Среди прочей лирической требухи была и любовная лирика. А, так, выходит, и любовь у меня была, значит? Или я просто любил любовь, как случается в такие годы? Нет, вообще-то речь ведется об определенной «ней», хотя маловразумительно:

Существо, заключенное

в эту тайну текучую,

кто тебя отдалил?

Или ты родилась

лишь прожить этот стих,

не узнав ничего?

Трубадурно и как-то неуважительно к женщине. С чего бы это существу рождаться лишь для того, чтоб прожить мой дурацкий стих? Если ее не было на самом деле, значит, я, как султан (странный султан-моногам), воспринимал нежный пол исключительно в качестве мяса для воображаемого гарема. Это вообще-то называется мастурбацией, даже если эякулируешь из авторучки. А если существо заключенное имело место в реальном мире? И она в конце концов не узнала ничего? Ну, тогда я дундук. Кто же эта она?

Я располагал словами, а искал — картину, я вчувствовался в звуки, не скажу «почуял таинственное пламя», потому что царица Лоана меня жутко разочаровала, но некие движения «таинственного» рода я ощущал и даже, мнилось, мог бы угадывать наперед все записанные в тетрадку вирши. Однажды исчезнешь ты… и может быть, это сон… Что попало в поэзию, не исчезает. Для того и пишут, чтобы нечто закрепилось навечно. А я все же опасался исчезновения. Значит, поэзия выступала для меня хрупким эрзацем того реального, к чему я — в настоящей жизни — не решался подходить ближе. Легкомысленно вел строительство На текучем песке мгновений Перед ликом, всего лишь пред ликом. Но не знаю, горевать ли о миге, Когда я вздумал начинать строить. То есть я строил какой-то мир, безусловно с намерением заселить туда кого-то.

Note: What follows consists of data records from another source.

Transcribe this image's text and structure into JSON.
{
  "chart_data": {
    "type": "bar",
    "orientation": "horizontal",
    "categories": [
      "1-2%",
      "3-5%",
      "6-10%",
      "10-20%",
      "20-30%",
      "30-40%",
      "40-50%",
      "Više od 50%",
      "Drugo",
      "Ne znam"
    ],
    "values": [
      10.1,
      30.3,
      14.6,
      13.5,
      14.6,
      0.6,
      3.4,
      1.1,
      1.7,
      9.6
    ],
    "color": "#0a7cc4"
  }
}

Ну да, ведь были же настолько конкретные описания, что и не пахло вымышленными персонажами:

Прошла, меня не видя, с новой стрижкой.

Вокруг был май. А с нею был студент,

блондин, высокий, старый

и с пластырем на шее.

Он говорил друзьям:

простая сифилома.

В другом стихотворении описан желтый жакет, ни дать ни взять как явление Ангела шестой Трубы.[308] Девушка явно имела место в реальной жизни. И эту сволочь с сифиломой тоже, понятное дело, я не выдумал. И в довершение ряда, вот еще одно, последнее в группе любовных стихотворений:

За несколько дней

до Нового года

я разбирался в любви

впервые в жизни.

В тот вечер с небес

просыпался снег на тихий город.

Я шумел под окном

и надеялся, что меня увидят,

я швырялся снежками,

я надеялся, завоюю

высшие награды Пола.

Сколько протекло сезонов?

Во мне сменились клетки и все ткани,

удастся удержать бессменной память?

Только ты, только ты

в каком-то длинном далеке (но где же?),

только ты еще в этой мышце во мне —

в сердце,

и я чувствую все то же, что тогда,

за несколько дней

до Нового года.

Этому существу заключенному, совершенно реальному, я отдал три года своего роста. А потом утратил ее. Не случайно я терзался вопросом: но где же? Вероятно, в то же время, когда погибла моя семья и я переселился в Турин, я решил размежеваться с прошлым. О том свидетельствуют два последних стихотворения. Они были вложены в тетрадь, но написаны не от руки, а на машинке. Не думаю, чтобы в лицейские годы я пользовался машинкой. Значит, последние поэтические опыты восходят к раннему университетскому периоду. Странно, что они в тетради. Окружающие дружно уверяют меня, что я совершенно перестал ездить в Солару, когда поступил в университет. Но, возможно, когда умер мой дедушка и когда дядя и тетя распихивали вещи по чердаку, я снова посетил свою капеллу — именно для того, чтобы запереть в ней воспоминания, от которых отмежевывался. И засунул отпечатанные стихи в тетрадь — завещание, прощальный привет. Они подобны заявлению об увольнении в запас или об уходе с работы. Прощаясь со стихотворчеством, я выводил в расход все то, что оставлял позади.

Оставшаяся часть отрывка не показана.